Please Wait
10183
Menjalin hubungan dan tautan antara dua orang tidak mungkin kalau keduanya sama sekali tidak saling mengenal. Hubungan dapat dibina dari satu pihak dan dengan mengenal serta mencintai pihak lainnya menjadi cikal-bakal bagi terciptanya hubungan kedua belah pihak.

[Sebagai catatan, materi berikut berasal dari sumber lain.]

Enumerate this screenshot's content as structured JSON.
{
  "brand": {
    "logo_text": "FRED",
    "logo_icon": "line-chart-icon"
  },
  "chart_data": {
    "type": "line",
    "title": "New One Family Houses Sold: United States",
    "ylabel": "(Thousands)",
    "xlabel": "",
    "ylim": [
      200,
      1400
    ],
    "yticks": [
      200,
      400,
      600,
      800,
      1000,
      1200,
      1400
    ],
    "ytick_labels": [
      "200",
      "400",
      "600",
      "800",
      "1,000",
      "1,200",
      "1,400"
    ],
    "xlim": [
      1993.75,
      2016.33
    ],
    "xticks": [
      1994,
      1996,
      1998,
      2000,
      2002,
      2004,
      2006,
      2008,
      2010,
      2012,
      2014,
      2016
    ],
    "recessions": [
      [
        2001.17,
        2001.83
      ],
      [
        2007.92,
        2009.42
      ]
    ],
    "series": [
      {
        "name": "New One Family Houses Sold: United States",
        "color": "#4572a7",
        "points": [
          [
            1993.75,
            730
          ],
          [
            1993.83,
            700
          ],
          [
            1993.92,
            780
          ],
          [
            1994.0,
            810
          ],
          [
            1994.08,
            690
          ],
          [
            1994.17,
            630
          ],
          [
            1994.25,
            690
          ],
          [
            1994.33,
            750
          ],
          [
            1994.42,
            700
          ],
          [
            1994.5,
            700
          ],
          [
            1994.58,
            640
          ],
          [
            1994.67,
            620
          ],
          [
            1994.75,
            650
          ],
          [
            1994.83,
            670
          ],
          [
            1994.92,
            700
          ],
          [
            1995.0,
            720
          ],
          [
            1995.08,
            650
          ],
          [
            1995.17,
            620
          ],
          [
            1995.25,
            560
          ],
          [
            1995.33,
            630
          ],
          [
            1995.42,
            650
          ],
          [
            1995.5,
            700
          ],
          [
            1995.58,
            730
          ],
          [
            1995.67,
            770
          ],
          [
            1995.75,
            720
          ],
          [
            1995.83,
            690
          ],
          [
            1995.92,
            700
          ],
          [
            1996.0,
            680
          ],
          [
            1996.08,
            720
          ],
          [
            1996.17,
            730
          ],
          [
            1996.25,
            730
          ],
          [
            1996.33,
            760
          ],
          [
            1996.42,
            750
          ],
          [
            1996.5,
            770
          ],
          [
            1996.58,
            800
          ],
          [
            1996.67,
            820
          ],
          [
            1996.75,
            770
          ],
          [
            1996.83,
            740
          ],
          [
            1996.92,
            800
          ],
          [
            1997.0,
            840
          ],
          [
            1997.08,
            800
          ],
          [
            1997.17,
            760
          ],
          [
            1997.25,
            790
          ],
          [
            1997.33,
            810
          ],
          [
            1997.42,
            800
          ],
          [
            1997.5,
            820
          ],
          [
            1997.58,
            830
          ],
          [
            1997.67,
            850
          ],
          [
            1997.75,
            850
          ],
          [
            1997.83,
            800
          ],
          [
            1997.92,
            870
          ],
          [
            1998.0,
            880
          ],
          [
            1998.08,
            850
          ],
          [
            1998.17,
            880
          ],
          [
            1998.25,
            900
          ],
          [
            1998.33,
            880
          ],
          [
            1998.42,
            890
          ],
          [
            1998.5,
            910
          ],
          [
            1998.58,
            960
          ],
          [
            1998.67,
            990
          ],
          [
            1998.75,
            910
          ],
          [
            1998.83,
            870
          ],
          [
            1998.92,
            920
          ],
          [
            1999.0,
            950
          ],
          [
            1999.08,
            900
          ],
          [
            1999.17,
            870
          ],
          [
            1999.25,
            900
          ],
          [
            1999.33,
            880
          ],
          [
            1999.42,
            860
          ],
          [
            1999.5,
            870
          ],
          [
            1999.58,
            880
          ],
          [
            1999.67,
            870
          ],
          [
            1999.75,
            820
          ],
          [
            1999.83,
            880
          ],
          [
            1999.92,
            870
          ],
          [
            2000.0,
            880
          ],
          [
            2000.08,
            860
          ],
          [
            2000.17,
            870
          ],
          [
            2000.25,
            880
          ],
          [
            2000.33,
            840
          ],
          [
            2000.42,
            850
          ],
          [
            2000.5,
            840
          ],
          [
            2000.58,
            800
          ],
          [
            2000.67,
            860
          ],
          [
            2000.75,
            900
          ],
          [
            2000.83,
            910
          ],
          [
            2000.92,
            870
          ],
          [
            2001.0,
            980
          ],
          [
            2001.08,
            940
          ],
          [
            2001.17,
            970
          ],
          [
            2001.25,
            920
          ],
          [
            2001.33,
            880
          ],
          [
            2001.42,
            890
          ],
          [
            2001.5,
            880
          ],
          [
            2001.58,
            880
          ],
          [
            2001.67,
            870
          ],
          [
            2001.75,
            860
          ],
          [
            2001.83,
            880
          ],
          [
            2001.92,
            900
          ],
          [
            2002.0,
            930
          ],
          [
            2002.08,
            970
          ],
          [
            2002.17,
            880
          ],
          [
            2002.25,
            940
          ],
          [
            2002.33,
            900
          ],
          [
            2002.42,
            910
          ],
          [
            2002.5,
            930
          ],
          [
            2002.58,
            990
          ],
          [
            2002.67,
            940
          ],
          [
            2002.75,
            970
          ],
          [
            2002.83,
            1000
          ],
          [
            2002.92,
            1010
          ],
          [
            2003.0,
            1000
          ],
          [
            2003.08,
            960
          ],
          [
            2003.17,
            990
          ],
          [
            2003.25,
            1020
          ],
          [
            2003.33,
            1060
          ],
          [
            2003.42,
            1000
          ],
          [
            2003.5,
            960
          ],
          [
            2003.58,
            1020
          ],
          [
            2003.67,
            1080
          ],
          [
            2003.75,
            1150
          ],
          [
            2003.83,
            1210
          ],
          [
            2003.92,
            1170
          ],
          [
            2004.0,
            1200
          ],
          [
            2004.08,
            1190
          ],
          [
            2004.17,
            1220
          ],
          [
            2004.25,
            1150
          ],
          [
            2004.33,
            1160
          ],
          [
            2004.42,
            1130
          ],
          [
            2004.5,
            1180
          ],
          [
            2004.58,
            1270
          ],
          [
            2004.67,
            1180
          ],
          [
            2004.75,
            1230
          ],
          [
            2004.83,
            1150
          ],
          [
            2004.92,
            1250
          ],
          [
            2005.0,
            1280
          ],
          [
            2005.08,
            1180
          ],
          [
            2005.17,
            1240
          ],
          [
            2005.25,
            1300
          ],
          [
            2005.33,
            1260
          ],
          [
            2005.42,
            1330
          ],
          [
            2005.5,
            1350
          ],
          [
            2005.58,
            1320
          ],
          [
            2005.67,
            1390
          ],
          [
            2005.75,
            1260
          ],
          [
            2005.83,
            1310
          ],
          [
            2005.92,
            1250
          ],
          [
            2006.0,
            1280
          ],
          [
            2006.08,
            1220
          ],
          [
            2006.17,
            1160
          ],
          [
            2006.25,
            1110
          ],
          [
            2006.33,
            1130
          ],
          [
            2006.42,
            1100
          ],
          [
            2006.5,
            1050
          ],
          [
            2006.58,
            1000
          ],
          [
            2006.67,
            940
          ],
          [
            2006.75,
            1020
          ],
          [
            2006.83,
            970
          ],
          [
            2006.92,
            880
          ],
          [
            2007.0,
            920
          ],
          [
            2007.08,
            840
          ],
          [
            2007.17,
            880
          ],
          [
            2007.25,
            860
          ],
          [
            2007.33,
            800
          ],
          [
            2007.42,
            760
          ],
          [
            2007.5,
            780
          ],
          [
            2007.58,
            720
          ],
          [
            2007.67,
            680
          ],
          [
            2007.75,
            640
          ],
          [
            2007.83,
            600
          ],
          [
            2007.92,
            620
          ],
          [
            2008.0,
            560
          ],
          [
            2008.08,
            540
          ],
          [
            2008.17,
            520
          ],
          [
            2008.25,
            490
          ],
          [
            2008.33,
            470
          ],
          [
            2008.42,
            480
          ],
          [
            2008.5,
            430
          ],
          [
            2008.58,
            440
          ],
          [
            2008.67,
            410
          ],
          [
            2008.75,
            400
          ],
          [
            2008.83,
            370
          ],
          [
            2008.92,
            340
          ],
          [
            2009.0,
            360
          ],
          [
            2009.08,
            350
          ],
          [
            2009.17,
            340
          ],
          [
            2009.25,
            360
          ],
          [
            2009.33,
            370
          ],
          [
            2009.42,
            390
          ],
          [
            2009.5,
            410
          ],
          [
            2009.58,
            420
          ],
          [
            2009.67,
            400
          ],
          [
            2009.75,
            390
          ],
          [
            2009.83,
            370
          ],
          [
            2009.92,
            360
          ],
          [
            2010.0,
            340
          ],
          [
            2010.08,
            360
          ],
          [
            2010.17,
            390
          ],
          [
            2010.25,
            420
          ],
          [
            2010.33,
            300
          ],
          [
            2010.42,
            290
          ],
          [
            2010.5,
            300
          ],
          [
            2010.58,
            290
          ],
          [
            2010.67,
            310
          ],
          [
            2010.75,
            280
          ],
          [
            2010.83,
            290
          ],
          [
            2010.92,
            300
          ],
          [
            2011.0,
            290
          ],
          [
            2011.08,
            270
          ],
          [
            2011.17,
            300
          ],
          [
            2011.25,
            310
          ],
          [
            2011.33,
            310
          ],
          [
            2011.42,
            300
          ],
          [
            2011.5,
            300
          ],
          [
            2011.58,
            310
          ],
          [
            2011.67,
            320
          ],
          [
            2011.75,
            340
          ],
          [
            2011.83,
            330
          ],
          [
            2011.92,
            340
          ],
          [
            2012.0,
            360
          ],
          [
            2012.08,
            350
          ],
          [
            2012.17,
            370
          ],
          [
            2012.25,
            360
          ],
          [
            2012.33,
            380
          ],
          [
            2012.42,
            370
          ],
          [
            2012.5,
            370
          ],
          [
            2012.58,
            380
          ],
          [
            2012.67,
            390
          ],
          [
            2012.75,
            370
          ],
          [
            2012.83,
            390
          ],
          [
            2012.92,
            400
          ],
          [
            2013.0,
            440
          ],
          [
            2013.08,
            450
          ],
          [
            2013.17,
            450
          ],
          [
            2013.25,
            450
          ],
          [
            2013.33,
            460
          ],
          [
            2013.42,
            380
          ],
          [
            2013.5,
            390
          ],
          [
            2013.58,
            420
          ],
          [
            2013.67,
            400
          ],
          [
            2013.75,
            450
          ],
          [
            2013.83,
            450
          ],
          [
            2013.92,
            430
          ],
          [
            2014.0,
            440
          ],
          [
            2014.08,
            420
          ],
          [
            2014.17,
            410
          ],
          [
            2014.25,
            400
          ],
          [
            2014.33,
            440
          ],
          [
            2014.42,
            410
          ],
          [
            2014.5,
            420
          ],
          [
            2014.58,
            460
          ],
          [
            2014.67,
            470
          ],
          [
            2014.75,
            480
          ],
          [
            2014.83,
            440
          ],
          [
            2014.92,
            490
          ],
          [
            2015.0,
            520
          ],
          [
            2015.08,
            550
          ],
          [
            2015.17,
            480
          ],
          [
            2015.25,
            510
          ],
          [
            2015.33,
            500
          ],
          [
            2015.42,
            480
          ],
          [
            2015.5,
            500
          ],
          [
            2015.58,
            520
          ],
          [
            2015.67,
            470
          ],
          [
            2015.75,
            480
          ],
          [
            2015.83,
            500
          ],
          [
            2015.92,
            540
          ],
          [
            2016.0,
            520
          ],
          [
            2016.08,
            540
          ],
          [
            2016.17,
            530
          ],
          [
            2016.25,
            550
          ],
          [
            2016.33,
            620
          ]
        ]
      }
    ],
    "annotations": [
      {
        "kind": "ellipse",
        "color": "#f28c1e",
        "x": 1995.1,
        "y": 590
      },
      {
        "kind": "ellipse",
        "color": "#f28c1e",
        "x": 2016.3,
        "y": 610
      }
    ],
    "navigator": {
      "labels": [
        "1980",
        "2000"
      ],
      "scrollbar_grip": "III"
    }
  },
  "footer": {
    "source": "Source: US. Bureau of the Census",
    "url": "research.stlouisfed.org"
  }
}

Sekaitan dengan hubungan kita dengan Imam Zaman Ajf, beliau adalah satu pihak dalam hubungan ini. Beliau mengenal kita dengan baik dan kecintaannya meruah ke atas kita. Namun pihak lainnya dari dua hubungan ini adalah kita yang apabila kita mengenal dengan baik Imam Zaman Ajf, maka kita dapat menjalin hubungan dengannya dan memperoleh kelayakan untuk hadir di hadapannya sebagaimana hal ini dapat dijumpai pada kebanyakan ulama dan orang-orang yang telah membina dengan baik dirinya.
Dengan kata lain, hubungan kita dengan Imam Zaman dapat diilustrasikan dalam dua gambaran. Pertama, hubungan hati. Kedua, hubungan presentif. Dua hubungan ini kendati bersifat mungkin terjadi namun hubungan presentif (hadir) memiliki syarat-syarat tertentu dan sejatinya hubungan kalbu dan konsekuen dengan kemestian-kemestian hubungan ini boleh jadi menjadi ruang dan media untuk terbinanya hubungan kehadiran.
Untuk memperoleh jawaban yang sesuai kiranya Anda perlu memperhatikan beberapa poin berikut ini:
1. Redaksi “rabitha” secara leksikal bermakna ketergantungan, hubungan dan jalinan.[1] Kalimat ini menunjukkan satu hubungan dua sisi dan dua pihak. Artinya dua pribadi yang memiliki hubungan dan keduanya menginginkan hubungan ini. Karena itu, adanya ketergantungan satu sisi terhadap seseorang tidak dapat disebut sebagai hubungan. Demikian juga menjalin hubungan dan tautan antara dua orang tidak mungkin terbina tanpa adanya pengenalan satu dengan yang lainnya, melainkan hubungan dapat terbina dari satu pihak dan harus bermula dengan pengenalan, adanya kesukaan dan kecintaan darinya dan menjadi ruang bagi terjalinnya hubungan tersebut. Sekaitan dengan hubungan kita dengan Imam Zaman Ajf, beliau berada di satu sisi hubungan ini, beliau mengenal kita dengan baik. Sebagaimana hal itu disebutkan dalam riwayat bahwa Imam Zaman Ajf mencintai seluruh orang Syiah dan mengetahui segala kondisi yang dialami oleh mereka. Dalam sebuah riwayat disebutkan bahwa Imam Zaman Ajf berkata kepada Syaikh Mufid Ra: “Innana ghair muhmilina limura’atikum wala nasin lidzkrikum.” (Sesungguhnya kami tidak mengabaikan segala kondisi kalian dan tidak melupakan untuk menyebut kalian).[2] Pengenalan, kesukaan dan kecintaan ini berada pada puncak pengenalan dan kecintaan. Apakah Anda tahu ada orang yang memiliki kecintaan seperti ini yang senantiasa mengingat kondisi Anda dan merasakan adanya tugas kepada Anda serta tidak acuh terhadap segala kondisi dan keadaan Anda? Karena satu sisi hubungan ini, yaitu Imam Zaman Ajf, senantiasa menantikan Syiah dan para pengikutnya sehingga dengan mengingatnya mereka dapat merealisasikan makna hakiki hubungan ini.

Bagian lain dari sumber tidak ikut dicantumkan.